I have a data set that looks like this:
Name, Month, Year, Data1, Data2, Data3, Data4, Data[x]
Steve, 2,2015, 1,1,1,0,0
Where the Month and Year field are essentially the start date and that date's value is Data1 and the following Data[x] fields are the next month sequentially.
Is there a Splunk command that will create the following for me. Other tools call this a "crosstab" or "crosstable". It's basically the opposite of a transpose.
Name,Month, Year, Value
Steve, 2, 2015, 1
Steve, 3, 2015, 1
Steve, 4, 2015, 1
Steve, 5, 2015, 0
Steve, 6, 2015, 0
This should do the trick
Your current search | veal temp=Name."#".Month."#".Year | fields - Name Month Year | untable temp data Value | rex field=temp "(?<Name>.*)#(?<Month>.*)#(?<Year>.*)" | table Name Month Year Value
Nice! I learned some new tricks from your search string, thanks.
I like your answer better than mine in several ways; for one, it's more concise.

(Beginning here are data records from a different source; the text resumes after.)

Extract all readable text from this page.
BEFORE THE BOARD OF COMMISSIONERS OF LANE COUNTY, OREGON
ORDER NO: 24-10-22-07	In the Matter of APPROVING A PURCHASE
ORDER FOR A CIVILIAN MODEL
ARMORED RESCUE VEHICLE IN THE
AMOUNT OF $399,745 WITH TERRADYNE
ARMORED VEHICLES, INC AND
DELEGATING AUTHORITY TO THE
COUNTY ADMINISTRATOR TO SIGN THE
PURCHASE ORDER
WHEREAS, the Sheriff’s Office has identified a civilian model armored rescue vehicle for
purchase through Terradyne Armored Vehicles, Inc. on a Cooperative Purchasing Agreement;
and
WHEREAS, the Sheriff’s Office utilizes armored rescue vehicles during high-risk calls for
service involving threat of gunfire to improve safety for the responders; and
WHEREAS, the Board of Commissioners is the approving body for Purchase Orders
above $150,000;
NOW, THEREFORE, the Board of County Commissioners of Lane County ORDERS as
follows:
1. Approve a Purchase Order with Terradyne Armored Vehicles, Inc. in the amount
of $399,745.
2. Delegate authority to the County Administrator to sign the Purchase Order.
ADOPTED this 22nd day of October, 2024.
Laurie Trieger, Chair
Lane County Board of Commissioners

On my system, with the "test" event I described in my answer, the following search:
sourcetype="steverimar" | eval temp=Name."#".Month."#".Year | fields - Name Month Year | untable temp data Value | rex field=temp "(?<Name>.*)#(?<Month>.*)#(?<Year>.*)" | table Name Month Year Value
produces the following results (as displayed on the Statistics tab):
Name Month Year Value
Steve 2 2015 1
Steve 2 2015 2
Steve 2 2015 3
Steve 2 2015 4
Steve 2 2015 5
Steve 2 2015 localhost:8088
Steve 2 2015 test
Steve 2 2015 1
Steve 2 2015 {"":_"",_"":_,_"":_,_"":_,_"":_,_"":_,_"":_,_"":_}
Steve 2 2015 http:GXH
Steve 2 2015 steverimar
Steve 2 2015 MYPC
(I wish this forum supported table formatting. Does it? I've tried GitHub-flavored Markdown table formatting: nope. And HTML table, tr, and td tags get "sanitized" away.)
Some nits:
The results include not just the desired Data1
, Data2
... values, but also the values of the following fields: host
, index
, linecount
, punct
, source
, sourcetype
, splunk_server
. (Or is this my problem; Splunk behavior that I can change on my system?)
@somesoni2,
The following search - your answer, slightly tweaked - produces the desired result (on my system):
sourcetype="steverimar" | eval temp=Name."#".Month."#".Year | fields temp Data* | untable temp data Value | rex field=temp "(?<Name>.*)#(?<Month>.*)#(?<Year>.*)" | eval Month=Month+tonumber(substr(data, 5))-1 | table Name Month Year Value
To exclude the unwanted rows, I replaced your original:
fields - Name Month Year
with:
fields temp Data*
To increment the Month values, I inserted:
eval Month=Month+tonumber(substr(data, 5))-1
One thing I liked about your answer is that it didn't rely on the field names being Data1
, Data2
...
But my tweaks rely on those names. Can you offer alternative tweaks to fix the nits without introducing this dependency?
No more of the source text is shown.